The main strengths of the current study are the prospective design, the consistent methods of measuring fetal growth, and the close matching of ASD cases with a large number of control participants on a range of parameters known to influence fetal development. However, we also acknowledge limitations. A clinical diagnosis of ASD had been provided in each case by a pediatrician, psychologist and speech pathologist. While we were able to demonstrate increased levels of developmental difficulties in the ASD group (see Appendices), the historical nature of the current study prevented us from confirming the expert diagnoses via ‘gold-standard’ observational methods, such as the Autism Diagnostic Observation Scale—Generic (Lord et al. 2000). We also acknowledge the relatively small size of the ASD sample. The clinical participants were drawn from a large, unselected birth cohort who had received an ultrasound scan in the second trimester of gestation; the proportion of individuals with ASD among the Raine cohort (16/2868, 0.6%) was similar to prevalence estimates of ASD in the general population (~1%) (Baird et al. 2006). Future prospective studies that monitor fetuses at increased genetic risk for ASD, such as pregnancies to parents with a family history of ASD, may generate a larger clinical sample. Finally, while ultrasonography is the most-widely used and reliable technique for providing a measure of overall fetal brain growth, this methodology does not enable detailed analysis of cortical development. Methodological advances in fetal magnetic resonance imaging (Lan et al. 2000), as well as the development of new imaging techniques, such as Diffusion Tensor Imaging and tractography (Kasprian et al. 2008), which provide greater spatial resolution than ultrasonography, may provide further insights into the prenatal neurodevelopment of children with ASD.
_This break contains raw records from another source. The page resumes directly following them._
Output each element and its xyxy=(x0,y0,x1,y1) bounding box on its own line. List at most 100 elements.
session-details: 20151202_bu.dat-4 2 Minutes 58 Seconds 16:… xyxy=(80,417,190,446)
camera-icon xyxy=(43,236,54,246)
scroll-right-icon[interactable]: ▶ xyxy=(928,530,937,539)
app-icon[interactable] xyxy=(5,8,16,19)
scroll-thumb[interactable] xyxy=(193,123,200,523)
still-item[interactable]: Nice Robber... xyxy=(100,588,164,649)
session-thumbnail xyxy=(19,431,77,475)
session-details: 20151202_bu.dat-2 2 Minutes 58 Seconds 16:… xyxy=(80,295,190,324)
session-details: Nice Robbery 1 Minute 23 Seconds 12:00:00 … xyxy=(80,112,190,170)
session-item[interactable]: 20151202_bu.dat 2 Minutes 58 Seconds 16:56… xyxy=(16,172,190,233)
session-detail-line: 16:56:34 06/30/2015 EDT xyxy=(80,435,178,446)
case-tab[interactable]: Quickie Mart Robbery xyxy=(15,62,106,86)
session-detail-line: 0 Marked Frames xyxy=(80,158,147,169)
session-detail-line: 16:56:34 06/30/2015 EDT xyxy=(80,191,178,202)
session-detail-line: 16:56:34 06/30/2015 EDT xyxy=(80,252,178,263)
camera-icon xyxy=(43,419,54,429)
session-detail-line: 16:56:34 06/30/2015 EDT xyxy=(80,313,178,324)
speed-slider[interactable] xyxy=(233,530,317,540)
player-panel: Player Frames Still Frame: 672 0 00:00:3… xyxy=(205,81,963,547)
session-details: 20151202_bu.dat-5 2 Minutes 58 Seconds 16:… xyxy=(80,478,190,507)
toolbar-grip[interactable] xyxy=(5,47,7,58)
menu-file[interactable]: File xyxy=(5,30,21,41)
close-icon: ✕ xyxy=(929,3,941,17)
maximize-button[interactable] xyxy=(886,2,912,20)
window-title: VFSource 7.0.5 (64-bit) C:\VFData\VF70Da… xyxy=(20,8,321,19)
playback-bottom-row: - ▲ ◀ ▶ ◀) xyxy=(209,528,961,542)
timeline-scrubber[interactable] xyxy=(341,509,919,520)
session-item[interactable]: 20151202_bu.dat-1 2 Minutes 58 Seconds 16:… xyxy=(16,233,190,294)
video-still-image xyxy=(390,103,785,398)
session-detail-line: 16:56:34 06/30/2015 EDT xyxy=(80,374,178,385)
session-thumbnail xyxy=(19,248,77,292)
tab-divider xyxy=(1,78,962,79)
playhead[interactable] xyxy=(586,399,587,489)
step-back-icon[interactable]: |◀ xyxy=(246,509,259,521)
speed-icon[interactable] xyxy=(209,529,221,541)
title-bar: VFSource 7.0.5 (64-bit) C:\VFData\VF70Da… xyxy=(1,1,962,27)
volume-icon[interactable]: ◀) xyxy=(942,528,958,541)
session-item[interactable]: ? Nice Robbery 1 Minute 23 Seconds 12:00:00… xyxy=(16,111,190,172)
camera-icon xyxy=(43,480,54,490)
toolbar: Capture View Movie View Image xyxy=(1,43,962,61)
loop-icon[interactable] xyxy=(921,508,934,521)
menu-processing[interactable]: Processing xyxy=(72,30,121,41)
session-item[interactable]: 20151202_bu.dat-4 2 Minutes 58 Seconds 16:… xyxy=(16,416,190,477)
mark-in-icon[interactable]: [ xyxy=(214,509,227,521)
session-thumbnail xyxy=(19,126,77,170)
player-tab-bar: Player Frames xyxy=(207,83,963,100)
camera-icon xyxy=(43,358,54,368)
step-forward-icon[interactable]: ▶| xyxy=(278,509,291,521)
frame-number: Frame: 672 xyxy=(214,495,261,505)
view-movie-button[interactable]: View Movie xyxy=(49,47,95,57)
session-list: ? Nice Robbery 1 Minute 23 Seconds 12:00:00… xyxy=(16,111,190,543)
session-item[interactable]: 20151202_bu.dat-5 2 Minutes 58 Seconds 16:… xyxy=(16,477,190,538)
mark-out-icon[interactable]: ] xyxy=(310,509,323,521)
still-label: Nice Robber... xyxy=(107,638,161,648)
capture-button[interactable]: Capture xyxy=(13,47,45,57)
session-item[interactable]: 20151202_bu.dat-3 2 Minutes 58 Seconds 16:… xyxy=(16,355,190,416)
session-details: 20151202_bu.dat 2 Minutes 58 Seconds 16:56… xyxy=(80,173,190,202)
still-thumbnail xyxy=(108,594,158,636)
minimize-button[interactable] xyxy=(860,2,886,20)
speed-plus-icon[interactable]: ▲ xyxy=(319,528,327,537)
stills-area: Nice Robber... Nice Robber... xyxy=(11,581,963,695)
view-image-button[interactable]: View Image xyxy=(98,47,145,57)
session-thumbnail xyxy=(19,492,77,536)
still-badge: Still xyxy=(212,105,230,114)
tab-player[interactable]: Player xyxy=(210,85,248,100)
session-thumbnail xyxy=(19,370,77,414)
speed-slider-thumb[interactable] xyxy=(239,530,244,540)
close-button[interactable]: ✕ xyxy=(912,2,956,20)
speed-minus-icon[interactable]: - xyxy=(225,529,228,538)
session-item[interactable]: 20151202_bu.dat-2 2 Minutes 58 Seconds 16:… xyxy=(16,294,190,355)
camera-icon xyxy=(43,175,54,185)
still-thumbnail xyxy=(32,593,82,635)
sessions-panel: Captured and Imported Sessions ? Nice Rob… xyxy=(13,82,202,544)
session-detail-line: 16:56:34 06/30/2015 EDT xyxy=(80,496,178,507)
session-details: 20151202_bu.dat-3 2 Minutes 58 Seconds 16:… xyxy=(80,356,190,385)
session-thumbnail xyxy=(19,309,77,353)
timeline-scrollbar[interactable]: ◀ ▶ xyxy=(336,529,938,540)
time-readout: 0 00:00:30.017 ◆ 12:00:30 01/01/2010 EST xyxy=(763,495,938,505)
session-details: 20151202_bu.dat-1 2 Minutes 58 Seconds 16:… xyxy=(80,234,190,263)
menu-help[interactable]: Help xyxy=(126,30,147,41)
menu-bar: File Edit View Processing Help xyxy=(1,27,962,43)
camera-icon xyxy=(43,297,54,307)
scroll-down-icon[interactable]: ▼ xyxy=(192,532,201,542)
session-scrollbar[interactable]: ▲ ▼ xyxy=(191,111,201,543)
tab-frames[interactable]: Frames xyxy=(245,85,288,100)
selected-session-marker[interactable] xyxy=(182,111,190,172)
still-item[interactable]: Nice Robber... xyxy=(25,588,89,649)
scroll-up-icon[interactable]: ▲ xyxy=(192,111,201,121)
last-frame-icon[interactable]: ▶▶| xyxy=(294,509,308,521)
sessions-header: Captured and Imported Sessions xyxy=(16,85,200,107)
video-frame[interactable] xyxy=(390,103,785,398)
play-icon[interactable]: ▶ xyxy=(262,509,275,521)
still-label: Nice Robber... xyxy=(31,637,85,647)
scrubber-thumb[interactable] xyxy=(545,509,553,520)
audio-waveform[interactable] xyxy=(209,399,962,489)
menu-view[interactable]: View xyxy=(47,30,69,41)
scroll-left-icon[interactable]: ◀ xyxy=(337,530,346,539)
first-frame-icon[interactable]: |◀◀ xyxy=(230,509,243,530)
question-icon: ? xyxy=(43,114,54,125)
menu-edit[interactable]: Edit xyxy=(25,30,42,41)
In this study, we found no statistical differences between a small cohort of children with ASD and a tightly-matched control group in fetal head circumference size at approximately 18 weeks gestation or at birth. However, qualitative inspection (Figs. 1, 2) found that a small number of children with ASD had disproportionately large head circumference relative to body size at both time points. The lack of a group-difference on these indices may be due to low statistical power when examining the small but phenotypically heterogeneous ASD group. Statistical differences between ASD and control groups may emerge when samples are pooled across studies, as has been the case with investigations of birth head circumference in ASD (Hobbs et al. 2007). The findings of this study suggest that prenatal growth in ASD warrants further investigation in other birth cohorts as well as children at increased genetic risk for ASD, in order to determine whether enlarged fetal head circumference is an early risk factor for ASD.